The USGS seems to have settled on 6.0 as the magnitude (SCEDC says 6.1 still.) That is the strongest temblor in the Bay Area since the 6.9 magnitude Loma Prieta quake rolled out of the Santa Cruz area during the 1989 World Series, leaving 63 people dead.
Dozens of small aftershocks have followed this morning, the largest a 3.6 magnitude quake at 5:47 a.m. Further aftershocks are considered likely. Gov. Jerry Brown has already declared a state of emergency for the area.
The proprietor of Matthiasson Wines posted on Twitter that "All of our 2013 red barrels are on the ground, don't know how much wine is lost yet."
Seismically speaking, USGS says "the earthquake lies within a 70-km-wide (44 miles) set of major faults of the San Andreas Fault system that forms the boundary between the Pacific and North American tectonic plates….The earthquake is located at the eastern shore of San Pablo Bay between two major active fault systems: the Hayward-Rodgers Creek Fault system on the west and the Concord-Green Valley Fault system on the east.

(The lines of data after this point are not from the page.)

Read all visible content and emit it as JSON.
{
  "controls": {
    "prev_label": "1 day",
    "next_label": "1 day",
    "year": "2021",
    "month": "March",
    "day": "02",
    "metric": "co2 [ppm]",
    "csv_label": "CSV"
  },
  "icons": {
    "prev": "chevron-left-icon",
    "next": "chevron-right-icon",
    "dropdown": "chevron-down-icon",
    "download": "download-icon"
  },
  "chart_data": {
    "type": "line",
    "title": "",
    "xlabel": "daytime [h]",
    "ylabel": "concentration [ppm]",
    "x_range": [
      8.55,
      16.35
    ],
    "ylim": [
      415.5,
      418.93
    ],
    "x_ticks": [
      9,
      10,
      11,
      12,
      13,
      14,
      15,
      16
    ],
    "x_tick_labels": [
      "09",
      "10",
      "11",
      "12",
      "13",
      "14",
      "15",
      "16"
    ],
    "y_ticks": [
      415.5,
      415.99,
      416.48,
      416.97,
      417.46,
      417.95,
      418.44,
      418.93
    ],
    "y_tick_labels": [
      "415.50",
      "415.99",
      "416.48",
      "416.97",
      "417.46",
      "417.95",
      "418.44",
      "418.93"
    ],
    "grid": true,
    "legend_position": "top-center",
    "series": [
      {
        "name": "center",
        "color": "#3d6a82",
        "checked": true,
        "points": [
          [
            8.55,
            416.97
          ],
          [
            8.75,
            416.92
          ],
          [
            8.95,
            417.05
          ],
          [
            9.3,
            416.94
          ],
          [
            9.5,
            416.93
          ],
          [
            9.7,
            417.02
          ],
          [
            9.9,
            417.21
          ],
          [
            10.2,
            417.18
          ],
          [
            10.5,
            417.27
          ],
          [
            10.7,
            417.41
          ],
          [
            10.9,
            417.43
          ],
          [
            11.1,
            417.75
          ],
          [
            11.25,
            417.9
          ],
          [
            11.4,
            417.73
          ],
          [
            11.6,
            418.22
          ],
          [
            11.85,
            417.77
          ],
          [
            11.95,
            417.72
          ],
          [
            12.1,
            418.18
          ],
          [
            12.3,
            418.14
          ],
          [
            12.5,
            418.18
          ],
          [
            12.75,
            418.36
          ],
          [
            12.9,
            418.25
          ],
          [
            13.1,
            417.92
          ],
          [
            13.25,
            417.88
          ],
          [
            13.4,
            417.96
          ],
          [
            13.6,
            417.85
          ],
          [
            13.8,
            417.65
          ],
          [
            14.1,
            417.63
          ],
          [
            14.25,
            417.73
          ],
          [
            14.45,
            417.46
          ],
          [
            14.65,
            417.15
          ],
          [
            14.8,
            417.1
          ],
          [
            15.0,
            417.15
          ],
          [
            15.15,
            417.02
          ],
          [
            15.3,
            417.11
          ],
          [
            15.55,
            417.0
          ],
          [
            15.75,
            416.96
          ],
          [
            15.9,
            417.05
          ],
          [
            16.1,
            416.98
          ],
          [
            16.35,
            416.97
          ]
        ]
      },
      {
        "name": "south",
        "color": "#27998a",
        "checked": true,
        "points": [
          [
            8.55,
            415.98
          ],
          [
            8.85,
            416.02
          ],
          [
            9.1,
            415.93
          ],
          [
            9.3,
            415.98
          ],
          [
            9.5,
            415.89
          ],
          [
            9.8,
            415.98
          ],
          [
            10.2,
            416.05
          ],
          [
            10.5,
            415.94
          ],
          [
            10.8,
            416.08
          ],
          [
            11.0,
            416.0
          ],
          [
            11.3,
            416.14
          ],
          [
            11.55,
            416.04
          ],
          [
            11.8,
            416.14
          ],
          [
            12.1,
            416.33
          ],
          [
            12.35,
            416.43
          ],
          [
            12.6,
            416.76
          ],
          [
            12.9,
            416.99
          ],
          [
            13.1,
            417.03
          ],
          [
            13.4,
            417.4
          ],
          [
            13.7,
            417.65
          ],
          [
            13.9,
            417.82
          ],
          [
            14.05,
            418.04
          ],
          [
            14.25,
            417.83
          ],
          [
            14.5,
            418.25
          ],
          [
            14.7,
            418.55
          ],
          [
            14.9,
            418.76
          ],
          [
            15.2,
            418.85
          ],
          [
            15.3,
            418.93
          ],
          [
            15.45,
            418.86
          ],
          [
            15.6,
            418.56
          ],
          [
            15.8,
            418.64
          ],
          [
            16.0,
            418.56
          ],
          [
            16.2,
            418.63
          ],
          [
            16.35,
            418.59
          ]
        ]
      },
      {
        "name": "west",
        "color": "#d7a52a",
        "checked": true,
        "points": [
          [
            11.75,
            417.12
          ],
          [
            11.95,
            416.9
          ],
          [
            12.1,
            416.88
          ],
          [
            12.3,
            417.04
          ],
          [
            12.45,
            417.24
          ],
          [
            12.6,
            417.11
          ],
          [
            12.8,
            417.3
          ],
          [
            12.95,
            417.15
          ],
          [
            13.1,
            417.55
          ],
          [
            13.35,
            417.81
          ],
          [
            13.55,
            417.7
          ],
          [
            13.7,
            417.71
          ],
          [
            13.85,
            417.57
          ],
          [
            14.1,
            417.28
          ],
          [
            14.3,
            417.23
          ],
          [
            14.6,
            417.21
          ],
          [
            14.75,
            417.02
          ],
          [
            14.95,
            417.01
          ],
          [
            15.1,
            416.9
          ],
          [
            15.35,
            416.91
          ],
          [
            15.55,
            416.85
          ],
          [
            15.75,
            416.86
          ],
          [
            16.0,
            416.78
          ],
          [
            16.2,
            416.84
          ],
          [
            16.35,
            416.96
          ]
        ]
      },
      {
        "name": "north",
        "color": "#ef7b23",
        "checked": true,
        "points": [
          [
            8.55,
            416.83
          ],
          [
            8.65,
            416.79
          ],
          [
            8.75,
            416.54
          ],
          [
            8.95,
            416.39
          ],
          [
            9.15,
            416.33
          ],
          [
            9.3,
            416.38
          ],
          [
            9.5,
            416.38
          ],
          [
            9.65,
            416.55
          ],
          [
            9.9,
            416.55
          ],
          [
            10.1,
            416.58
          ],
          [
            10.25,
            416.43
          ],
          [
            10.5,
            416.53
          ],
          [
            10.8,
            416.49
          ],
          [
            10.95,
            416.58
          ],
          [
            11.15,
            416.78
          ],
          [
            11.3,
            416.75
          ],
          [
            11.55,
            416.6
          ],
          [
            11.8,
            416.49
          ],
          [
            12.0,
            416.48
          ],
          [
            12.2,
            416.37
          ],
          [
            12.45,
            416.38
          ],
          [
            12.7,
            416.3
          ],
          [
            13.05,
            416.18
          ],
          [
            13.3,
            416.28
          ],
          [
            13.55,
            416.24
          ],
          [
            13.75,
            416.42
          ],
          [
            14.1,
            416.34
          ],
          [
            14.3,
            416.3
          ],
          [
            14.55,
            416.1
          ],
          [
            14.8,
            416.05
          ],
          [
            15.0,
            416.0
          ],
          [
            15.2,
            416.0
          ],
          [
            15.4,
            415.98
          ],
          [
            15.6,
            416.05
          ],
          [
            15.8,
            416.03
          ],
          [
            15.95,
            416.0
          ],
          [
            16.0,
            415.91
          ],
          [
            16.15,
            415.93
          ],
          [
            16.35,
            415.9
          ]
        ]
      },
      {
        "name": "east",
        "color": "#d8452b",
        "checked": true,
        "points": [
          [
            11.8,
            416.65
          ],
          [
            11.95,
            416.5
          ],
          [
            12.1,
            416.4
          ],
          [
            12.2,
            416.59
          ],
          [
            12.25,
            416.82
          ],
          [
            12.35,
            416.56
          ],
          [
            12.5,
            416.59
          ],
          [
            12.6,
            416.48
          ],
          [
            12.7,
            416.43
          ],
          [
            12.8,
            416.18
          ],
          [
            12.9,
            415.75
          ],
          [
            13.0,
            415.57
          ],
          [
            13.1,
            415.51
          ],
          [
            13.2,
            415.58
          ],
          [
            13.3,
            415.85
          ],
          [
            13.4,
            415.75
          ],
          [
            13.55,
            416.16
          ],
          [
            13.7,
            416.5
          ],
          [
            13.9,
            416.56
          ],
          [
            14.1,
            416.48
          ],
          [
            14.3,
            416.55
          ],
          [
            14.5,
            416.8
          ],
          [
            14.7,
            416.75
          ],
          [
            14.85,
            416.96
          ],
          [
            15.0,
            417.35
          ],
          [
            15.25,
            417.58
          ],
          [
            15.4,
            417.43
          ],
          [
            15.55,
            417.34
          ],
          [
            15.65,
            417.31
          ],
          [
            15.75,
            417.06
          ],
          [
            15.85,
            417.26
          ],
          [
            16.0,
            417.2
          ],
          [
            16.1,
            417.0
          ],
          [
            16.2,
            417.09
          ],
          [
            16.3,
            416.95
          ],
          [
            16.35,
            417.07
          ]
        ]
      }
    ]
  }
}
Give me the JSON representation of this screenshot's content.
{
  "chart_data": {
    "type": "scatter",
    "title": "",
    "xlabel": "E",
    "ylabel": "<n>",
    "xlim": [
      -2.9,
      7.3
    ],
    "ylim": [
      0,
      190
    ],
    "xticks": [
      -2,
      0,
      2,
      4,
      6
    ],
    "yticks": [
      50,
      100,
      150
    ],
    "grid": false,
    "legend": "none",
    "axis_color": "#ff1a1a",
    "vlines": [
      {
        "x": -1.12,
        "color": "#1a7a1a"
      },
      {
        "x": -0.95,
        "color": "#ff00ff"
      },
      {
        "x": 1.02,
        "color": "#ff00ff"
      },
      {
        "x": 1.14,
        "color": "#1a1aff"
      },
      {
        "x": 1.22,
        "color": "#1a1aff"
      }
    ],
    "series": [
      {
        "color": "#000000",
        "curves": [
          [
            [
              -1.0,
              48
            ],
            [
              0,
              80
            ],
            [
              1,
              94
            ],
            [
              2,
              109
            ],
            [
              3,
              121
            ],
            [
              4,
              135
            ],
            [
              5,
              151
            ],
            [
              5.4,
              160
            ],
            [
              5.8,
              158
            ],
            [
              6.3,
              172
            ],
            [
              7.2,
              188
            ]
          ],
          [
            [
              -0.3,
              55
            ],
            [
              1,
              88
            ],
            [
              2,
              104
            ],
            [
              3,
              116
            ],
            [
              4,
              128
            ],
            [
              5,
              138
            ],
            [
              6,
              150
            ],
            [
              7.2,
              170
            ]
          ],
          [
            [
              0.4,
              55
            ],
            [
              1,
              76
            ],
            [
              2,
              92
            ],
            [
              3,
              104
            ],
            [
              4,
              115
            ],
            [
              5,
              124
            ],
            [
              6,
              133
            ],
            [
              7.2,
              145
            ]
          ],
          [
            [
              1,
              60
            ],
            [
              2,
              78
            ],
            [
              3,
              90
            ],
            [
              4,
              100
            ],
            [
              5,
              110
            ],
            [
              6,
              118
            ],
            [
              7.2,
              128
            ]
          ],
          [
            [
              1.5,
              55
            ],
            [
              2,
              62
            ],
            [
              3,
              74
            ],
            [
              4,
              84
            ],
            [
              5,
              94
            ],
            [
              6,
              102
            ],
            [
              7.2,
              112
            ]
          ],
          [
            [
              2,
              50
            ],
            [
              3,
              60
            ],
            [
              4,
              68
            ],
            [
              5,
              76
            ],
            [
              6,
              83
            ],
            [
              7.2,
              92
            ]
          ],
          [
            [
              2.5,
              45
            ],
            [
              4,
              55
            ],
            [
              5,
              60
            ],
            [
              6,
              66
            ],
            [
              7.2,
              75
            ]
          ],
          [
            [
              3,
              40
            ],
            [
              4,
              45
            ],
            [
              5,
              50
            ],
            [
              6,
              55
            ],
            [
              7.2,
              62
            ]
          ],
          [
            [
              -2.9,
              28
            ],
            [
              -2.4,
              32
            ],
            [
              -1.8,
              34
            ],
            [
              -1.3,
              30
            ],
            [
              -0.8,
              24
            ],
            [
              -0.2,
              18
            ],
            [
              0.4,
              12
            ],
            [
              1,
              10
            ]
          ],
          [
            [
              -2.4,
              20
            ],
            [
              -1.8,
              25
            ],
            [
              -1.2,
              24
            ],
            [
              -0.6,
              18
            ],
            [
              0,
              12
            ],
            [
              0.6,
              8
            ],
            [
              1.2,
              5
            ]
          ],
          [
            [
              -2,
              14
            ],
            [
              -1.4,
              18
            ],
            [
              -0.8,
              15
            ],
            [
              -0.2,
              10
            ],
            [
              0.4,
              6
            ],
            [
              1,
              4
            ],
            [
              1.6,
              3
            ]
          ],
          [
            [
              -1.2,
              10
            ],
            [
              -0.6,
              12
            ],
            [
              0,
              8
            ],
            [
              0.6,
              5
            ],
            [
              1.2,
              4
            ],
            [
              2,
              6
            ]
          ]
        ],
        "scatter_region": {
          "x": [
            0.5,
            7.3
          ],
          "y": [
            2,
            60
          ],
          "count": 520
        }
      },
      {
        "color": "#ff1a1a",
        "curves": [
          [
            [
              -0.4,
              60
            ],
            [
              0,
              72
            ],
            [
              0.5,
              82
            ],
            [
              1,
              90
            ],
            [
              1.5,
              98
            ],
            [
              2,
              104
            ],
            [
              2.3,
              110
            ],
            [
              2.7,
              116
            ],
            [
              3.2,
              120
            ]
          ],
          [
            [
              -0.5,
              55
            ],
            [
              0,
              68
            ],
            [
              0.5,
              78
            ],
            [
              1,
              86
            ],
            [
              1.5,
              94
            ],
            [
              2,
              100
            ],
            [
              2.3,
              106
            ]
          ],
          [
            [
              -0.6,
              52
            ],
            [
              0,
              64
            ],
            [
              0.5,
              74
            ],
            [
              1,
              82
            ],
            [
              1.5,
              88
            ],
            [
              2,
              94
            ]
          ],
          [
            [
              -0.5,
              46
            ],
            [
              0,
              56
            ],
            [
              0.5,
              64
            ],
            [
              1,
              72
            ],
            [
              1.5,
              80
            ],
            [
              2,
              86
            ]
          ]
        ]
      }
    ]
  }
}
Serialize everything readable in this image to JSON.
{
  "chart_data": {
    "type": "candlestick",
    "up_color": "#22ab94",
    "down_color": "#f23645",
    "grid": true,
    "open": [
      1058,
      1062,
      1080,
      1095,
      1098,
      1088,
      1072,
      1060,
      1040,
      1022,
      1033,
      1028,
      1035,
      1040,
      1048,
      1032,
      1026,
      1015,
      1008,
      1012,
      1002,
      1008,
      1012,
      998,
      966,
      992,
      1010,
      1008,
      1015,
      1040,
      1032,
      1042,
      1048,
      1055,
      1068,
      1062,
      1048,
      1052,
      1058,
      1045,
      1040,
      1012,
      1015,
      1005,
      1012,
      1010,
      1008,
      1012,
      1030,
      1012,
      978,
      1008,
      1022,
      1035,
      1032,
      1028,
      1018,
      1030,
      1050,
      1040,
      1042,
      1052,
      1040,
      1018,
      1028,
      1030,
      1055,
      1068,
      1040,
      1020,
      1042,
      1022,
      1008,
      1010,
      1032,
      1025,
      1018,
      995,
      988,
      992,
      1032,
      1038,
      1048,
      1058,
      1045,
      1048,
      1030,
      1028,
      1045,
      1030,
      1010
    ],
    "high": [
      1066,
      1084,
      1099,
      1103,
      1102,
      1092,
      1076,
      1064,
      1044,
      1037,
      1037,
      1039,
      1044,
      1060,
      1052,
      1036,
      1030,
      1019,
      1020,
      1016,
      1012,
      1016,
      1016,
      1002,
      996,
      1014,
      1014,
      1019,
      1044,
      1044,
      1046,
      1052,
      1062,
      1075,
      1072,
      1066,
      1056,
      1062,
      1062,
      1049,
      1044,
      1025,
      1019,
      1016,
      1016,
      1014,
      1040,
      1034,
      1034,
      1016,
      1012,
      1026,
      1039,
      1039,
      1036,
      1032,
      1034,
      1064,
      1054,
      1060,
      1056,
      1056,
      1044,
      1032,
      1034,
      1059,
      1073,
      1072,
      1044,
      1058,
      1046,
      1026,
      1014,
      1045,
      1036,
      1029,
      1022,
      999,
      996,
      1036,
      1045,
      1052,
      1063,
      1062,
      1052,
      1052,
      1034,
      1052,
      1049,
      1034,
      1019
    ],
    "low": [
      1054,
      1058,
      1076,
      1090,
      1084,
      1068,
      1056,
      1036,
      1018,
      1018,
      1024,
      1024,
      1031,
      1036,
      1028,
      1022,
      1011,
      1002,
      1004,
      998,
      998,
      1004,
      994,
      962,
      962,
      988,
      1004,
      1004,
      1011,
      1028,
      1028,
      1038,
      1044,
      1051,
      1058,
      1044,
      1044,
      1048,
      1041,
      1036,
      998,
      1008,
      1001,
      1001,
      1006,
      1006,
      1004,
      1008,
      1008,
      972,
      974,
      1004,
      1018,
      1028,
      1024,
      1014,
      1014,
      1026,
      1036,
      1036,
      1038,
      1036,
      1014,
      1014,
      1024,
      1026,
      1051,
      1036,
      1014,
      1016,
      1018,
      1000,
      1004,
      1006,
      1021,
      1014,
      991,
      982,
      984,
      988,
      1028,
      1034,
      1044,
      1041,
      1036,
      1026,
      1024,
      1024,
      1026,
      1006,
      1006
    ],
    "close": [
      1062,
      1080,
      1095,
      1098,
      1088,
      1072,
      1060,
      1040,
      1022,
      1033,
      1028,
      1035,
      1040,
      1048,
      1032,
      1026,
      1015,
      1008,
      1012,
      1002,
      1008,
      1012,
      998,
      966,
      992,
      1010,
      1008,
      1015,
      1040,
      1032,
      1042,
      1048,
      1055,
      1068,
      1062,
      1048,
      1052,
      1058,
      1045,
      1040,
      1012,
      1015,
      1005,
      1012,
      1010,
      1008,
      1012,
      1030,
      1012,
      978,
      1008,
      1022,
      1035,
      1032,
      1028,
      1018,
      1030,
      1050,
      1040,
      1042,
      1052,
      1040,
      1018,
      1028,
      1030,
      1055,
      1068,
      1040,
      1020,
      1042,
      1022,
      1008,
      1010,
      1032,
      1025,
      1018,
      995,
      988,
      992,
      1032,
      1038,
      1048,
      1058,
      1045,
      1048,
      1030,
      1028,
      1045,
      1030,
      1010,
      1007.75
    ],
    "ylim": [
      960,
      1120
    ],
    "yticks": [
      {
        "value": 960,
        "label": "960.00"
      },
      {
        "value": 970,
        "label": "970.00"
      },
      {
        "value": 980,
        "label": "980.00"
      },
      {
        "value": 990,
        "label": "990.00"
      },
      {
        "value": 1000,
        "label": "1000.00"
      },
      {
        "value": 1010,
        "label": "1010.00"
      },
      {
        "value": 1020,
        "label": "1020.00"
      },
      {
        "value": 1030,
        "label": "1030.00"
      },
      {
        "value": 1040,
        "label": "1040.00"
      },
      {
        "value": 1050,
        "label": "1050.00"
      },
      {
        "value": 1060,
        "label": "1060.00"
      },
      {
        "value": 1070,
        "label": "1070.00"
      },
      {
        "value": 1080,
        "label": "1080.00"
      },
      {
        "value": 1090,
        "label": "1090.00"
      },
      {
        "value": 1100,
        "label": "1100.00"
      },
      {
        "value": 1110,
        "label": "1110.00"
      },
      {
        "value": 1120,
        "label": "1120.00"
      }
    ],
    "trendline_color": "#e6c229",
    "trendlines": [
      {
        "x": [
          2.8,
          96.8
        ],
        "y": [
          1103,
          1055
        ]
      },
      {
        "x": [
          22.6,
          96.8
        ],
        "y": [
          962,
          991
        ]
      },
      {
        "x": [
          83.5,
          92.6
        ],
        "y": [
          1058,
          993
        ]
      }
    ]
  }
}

The earthquake occurred near the well-known West Napa Fault, and the less well known Carneros-Franklin Faults, which juxtapose different suites of rocks."
There's earthquake history to the area, USGS notes. "The Hayward-Rodgers Creek Fault system, which is approximately 7 km (4 miles) west of the site, generated damaging earthquakes in 1868 and probably in 1898. The Concord-Green Valley Fault system, which is 12 km (7 miles) east of the site, produced a M5.5 earthquake in 1954; while it has not generated a large historical event, there is strong evidence for recent pre-historic activity...The bayshore areas in the San Francisco Bay region are underlain by landfill and bay mud and have experienced disproportionately greater damage during historic earthquakes. Such damage is caused by soil failure in the fills and amplification of ground shaking by the soft bay mud."
Damage to building at Brown and Second streets in Napa. Alvin Jornada.
The UC Berkeley Seismo Lab posted a short video showing a ten-second warning that was received before the shaking arrived in some of the Bay Area.